Posted: May 04, 2008 12:01 AM
Lawsuit Reform and the RIght to Trial

This article is a response to Lindsay Boyd's Town Hall article, "Lawsuit Climate 2008: The REAL Climate Crisis."

Last week Lindsay Boyd,’s Associate Editor, posted a glowing review of the U.S. Chamber of Commerce’s Institute for Legal Reform’s  recently released “Lawsuit Climate 2008: Ranking the States.” 

Before readers vest too much credibility in this “survey” of the civil justice system in all 50 states, some warnings are in order. 

First, a poll of in-house counsels and senior litigators who represent corporations with annual earnings in excess of $100 million guarantees a remarkably narrow view of state court systems.  After all, these individuals are all responsible for defending corporations against lawsuits.  Not exactly a broad spectrum of opinion!

Further, buried in the “methodology” section of the report is the tacit admission that the attorneys surveyed were not expected to have direct, in-depth knowledge of a state’s court system.

Interestingly, the $100 million corporate earnings floor happens to bring into the survey some of the business interests – notably pharmaceutical manufacturers and insurance companies – that are among the largest financial backers of the U.S. Chamber of Commerce and also the most frequent subjects of serious legal claims of negligence and/or misconduct.  Their participation in this bogus “survey” represents nothing more than a very self-interested attempt to undermine confidence in the civil justice system and fuel efforts to raise ever-higher the bar of citizens’ access to the courts.

The U.S. Chamber routinely rails against “greedy trial lawyers,” counting on reflexive support from conservatives in its efforts to undermine the civil justice system.

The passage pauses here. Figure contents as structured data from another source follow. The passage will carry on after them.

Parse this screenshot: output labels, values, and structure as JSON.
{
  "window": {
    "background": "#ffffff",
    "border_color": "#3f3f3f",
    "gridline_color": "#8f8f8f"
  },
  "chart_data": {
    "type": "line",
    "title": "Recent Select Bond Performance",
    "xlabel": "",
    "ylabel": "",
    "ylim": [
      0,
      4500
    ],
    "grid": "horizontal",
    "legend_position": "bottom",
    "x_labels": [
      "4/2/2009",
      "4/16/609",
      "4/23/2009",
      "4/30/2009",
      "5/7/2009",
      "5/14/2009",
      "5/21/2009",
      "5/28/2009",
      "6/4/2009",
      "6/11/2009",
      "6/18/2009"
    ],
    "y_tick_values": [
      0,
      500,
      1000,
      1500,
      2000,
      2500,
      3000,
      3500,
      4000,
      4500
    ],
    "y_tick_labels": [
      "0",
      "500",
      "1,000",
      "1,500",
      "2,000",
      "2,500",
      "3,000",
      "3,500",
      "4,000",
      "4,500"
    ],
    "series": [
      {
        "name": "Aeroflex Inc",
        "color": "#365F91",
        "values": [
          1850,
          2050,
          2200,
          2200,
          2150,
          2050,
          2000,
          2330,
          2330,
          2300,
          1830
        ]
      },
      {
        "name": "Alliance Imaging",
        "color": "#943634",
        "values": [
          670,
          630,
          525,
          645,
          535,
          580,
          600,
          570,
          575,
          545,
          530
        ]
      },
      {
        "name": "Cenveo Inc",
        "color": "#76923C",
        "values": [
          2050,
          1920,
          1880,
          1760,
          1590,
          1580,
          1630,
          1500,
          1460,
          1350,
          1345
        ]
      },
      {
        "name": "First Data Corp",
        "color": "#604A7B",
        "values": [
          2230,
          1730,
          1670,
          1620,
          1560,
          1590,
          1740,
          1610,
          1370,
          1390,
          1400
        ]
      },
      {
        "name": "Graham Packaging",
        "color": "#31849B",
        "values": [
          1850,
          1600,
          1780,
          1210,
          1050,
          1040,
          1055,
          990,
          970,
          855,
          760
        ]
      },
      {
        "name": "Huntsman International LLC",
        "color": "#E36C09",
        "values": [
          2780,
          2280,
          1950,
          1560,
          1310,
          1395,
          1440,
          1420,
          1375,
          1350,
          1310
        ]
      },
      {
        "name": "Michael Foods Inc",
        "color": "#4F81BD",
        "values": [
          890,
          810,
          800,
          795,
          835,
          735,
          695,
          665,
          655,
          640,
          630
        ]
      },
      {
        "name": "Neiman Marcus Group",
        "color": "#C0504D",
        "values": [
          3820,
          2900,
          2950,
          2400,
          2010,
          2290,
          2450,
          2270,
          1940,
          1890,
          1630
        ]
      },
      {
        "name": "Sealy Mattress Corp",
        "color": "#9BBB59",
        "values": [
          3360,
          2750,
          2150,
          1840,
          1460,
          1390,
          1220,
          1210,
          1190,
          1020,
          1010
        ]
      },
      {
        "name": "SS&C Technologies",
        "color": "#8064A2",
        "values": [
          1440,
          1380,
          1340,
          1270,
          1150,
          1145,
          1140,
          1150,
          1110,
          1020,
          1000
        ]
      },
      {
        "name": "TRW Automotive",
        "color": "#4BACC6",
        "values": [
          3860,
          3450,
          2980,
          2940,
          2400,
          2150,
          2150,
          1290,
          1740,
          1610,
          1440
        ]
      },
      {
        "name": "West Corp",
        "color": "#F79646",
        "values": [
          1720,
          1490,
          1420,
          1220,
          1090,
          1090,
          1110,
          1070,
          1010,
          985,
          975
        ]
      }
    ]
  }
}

But conservatives should be wary of buying what the U.S. Chamber is selling.

As a trial lawyer for thirty-five years, I am among the first to admit that the civil justice is imperfect.  But access to the court system is a constitutionally protected right, and at a time of rampant corporate misconduct it is a right that needs to be zealously defended.  Conservatives who believe in the Constitution and the need for checks and balances in our public life should agree.